Jak Francuzi znaleźli się w Pabianicach?

- Jerome to mój znajomy. Często odwiedza Pabianice, jego żona Ewa jest pabianiczanką – opowiada Daniel Duraj, druh z OSP Pabianice. - Razem mieszkają w miejscowości Clouange, gdzie Jerome prowadzi restaurację.

Sytuacja na Ukrainie mobilizuje i skłania to działania na wszystkich frontach. I tak Francuz ogłosił na Facebooku swojej restauracji i swoim prywatnym koncie zbiórkę. Pomysł podchwycili jego znajomi. Akcja nabrała rozmachu, a Francuzi w kilka dni zapełni busa środkami opatrunkowymi, kocami, karimatami, lekami i żywnością z długimi terminami do spożycia. Jerom wypożyczył busa, za co nie zapłacił ani grosza i ruszył w drogę do Pabianic. Wypożyczalnia dodatkowo pokryła koszty podróży, fundując kierowcom paliwo.

     - Pomimo bariery językowej, bo nikt z nas nie mówi po francusku, bez najmniejszych problemów porozumiewaliśmy się podczas rozładunku darów – opowiada pan Daniel. - Używając translatora Google wymieniliśmy też kilka zdań.

Dary z Pabianic zostaną przewiezione do Ukrainy.

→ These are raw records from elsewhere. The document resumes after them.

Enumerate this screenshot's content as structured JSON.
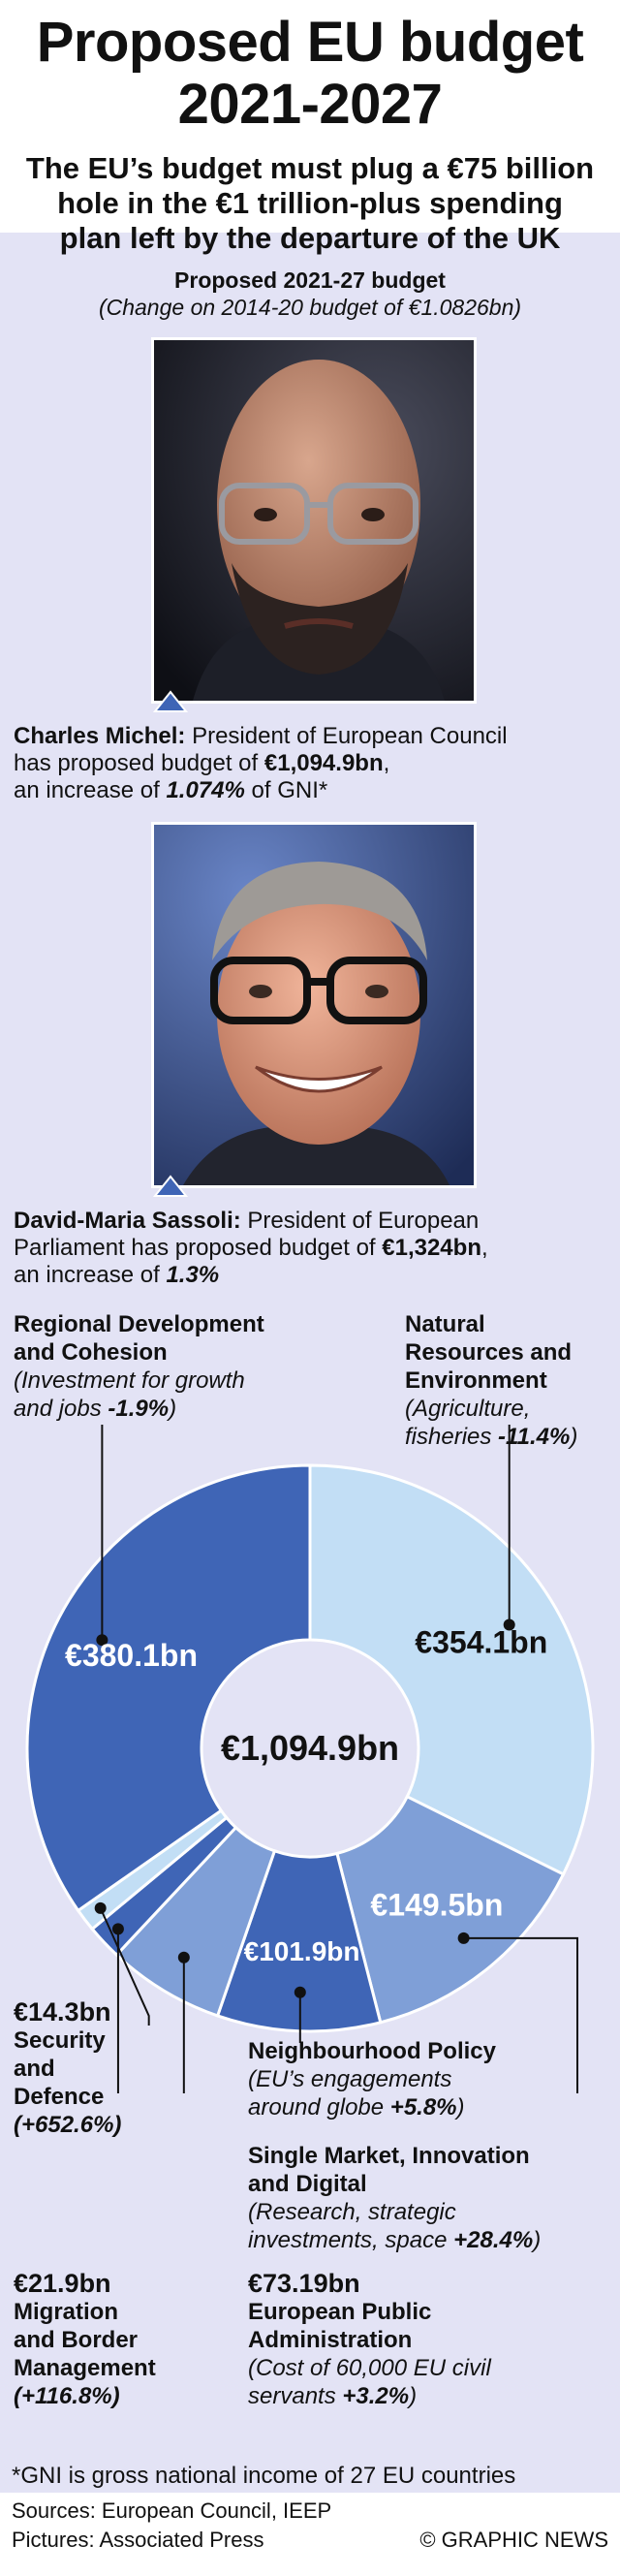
{
  "header": {
    "title_line1": "Proposed EU budget",
    "title_line2": "2021-2027",
    "subtitle_line1": "The EU’s budget must plug a €75 billion",
    "subtitle_line2": "hole in the €1 trillion-plus spending",
    "subtitle_line3": "plan left by the departure of the UK"
  },
  "chart_heading": {
    "title": "Proposed 2021-27 budget",
    "subtitle": "(Change on 2014-20 budget of €1.0826bn)"
  },
  "michel": {
    "name": "Charles Michel:",
    "line1": "President of European Council",
    "line2_pre": "has proposed budget of ",
    "amount": "€1,094.9bn",
    "line2_post": ",",
    "line3_pre": "an increase of ",
    "pct": "1.074%",
    "line3_post": " of GNI*"
  },
  "sassoli": {
    "name": "David-Maria Sassoli:",
    "line1": "President of European",
    "line2_pre": "Parliament has proposed budget of ",
    "amount": "€1,324bn",
    "line2_post": ",",
    "line3_pre": "an increase of ",
    "pct": "1.3%"
  },
  "chart_data": {
    "type": "pie",
    "title": "Proposed 2021-27 budget",
    "subtitle": "(Change on 2014-20 budget of €1.0826bn)",
    "center_label": "€1,094.9bn",
    "total": 1094.9,
    "unit": "€bn",
    "slices": [
      {
        "name": "Natural Resources and Environment",
        "value": 354.1,
        "label": "€354.1bn",
        "change": "-11.4%",
        "color": "#c2def5"
      },
      {
        "name": "Single Market, Innovation and Digital",
        "value": 149.5,
        "label": "€149.5bn",
        "change": "+28.4%",
        "color": "#7f9fd7"
      },
      {
        "name": "Neighbourhood Policy",
        "value": 101.9,
        "label": "€101.9bn",
        "change": "+5.8%",
        "color": "#3f65b6"
      },
      {
        "name": "European Public Administration",
        "value": 73.19,
        "label": "€73.19bn",
        "change": "+3.2%",
        "color": "#7f9fd7"
      },
      {
        "name": "Migration and Border Management",
        "value": 21.9,
        "label": "€21.9bn",
        "change": "+116.8%",
        "color": "#3f65b6"
      },
      {
        "name": "Security and Defence",
        "value": 14.3,
        "label": "€14.3bn",
        "change": "+652.6%",
        "color": "#c2def5"
      },
      {
        "name": "Regional Development and Cohesion",
        "value": 380.1,
        "label": "€380.1bn",
        "change": "-1.9%",
        "color": "#3f65b6"
      }
    ]
  },
  "categories": {
    "regional": {
      "name1": "Regional Development",
      "name2": "and Cohesion",
      "desc1": "(Investment for growth",
      "desc2": "and jobs ",
      "change": "-1.9%",
      "close": ")"
    },
    "natural": {
      "name1": "Natural",
      "name2": "Resources and",
      "name3": "Environment",
      "desc1": "(Agriculture,",
      "desc2": "fisheries ",
      "change": "-11.4%",
      "close": ")"
    },
    "security": {
      "amount": "€14.3bn",
      "name1": "Security",
      "name2": "and",
      "name3": "Defence",
      "change": "(+652.6%)"
    },
    "migration": {
      "amount": "€21.9bn",
      "name1": "Migration",
      "name2": "and Border",
      "name3": "Management",
      "change": "(+116.8%)"
    },
    "admin": {
      "amount": "€73.19bn",
      "name1": "European Public",
      "name2": "Administration",
      "desc1": "(Cost of 60,000 EU civil",
      "desc2": "servants ",
      "change": "+3.2%",
      "close": ")"
    },
    "neighbourhood": {
      "name1": "Neighbourhood Policy",
      "desc1": "(EU’s engagements",
      "desc2": "around globe ",
      "change": "+5.8%",
      "close": ")"
    },
    "single": {
      "name1": "Single Market, Innovation",
      "name2": "and Digital",
      "desc1": "(Research, strategic",
      "desc2": "investments, space ",
      "change": "+28.4%",
      "close": ")"
    }
  },
  "footnote": "*GNI is gross national income of 27 EU countries",
  "footer": {
    "sources": "Sources: European Council, IEEP",
    "pictures": "Pictures: Associated Press",
    "credit": "© GRAPHIC NEWS"
  }
}
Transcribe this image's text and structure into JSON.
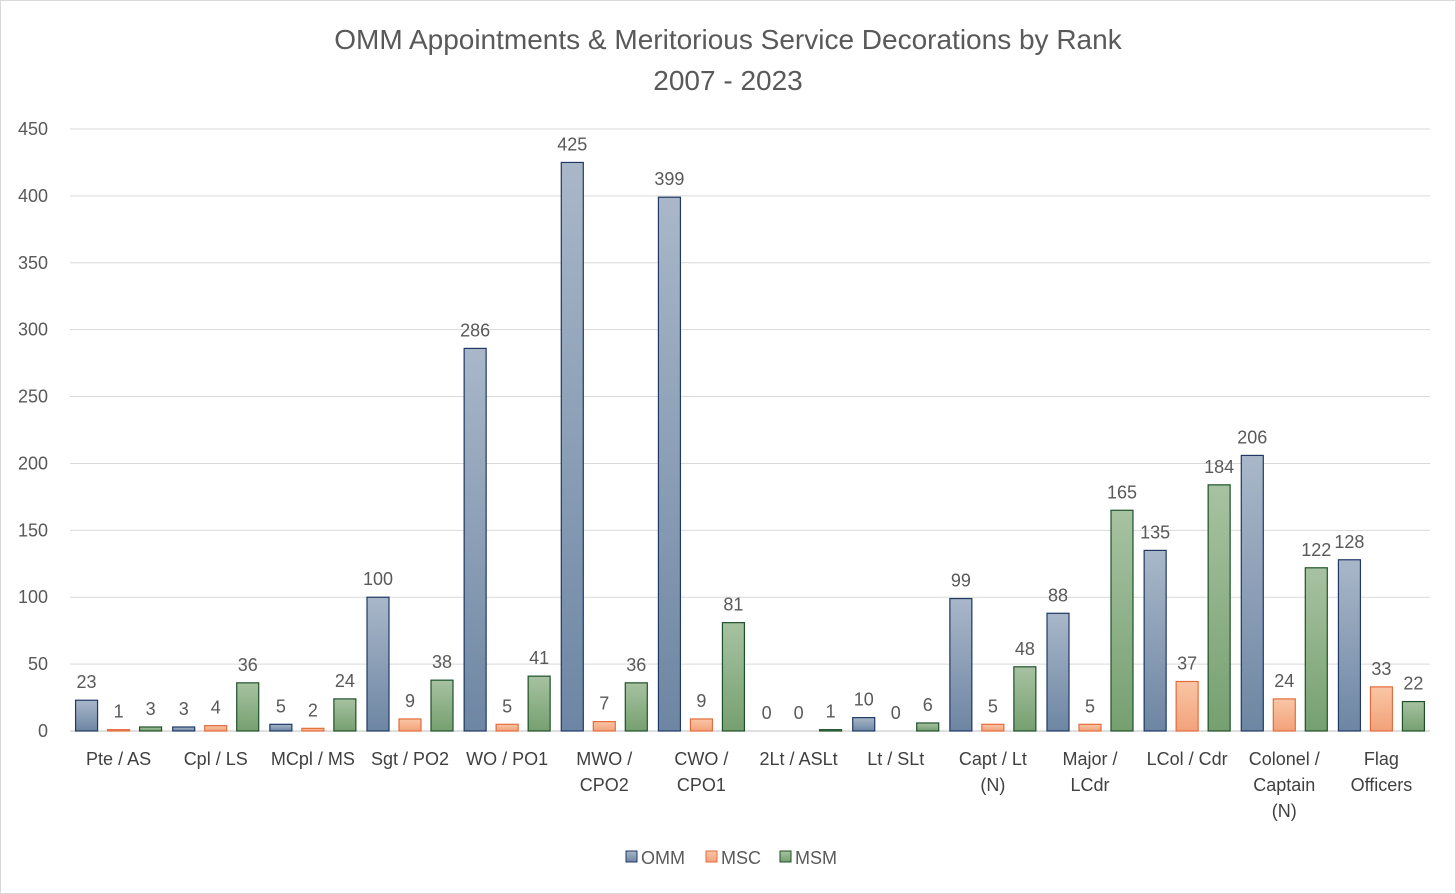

     - Dodatkowo Jerom zawiózł do jednostki straży pożarnej w swojej miejscowości pismo z prośbą o konkretny sprzęt strażacki, ratunkowy, który Francuzi nam przekażą a my dostarczymy go na Ukrainę – mówi druh z OSP. - W ciągu kilku dni otrzymamy w tej sprawie odpowiedź.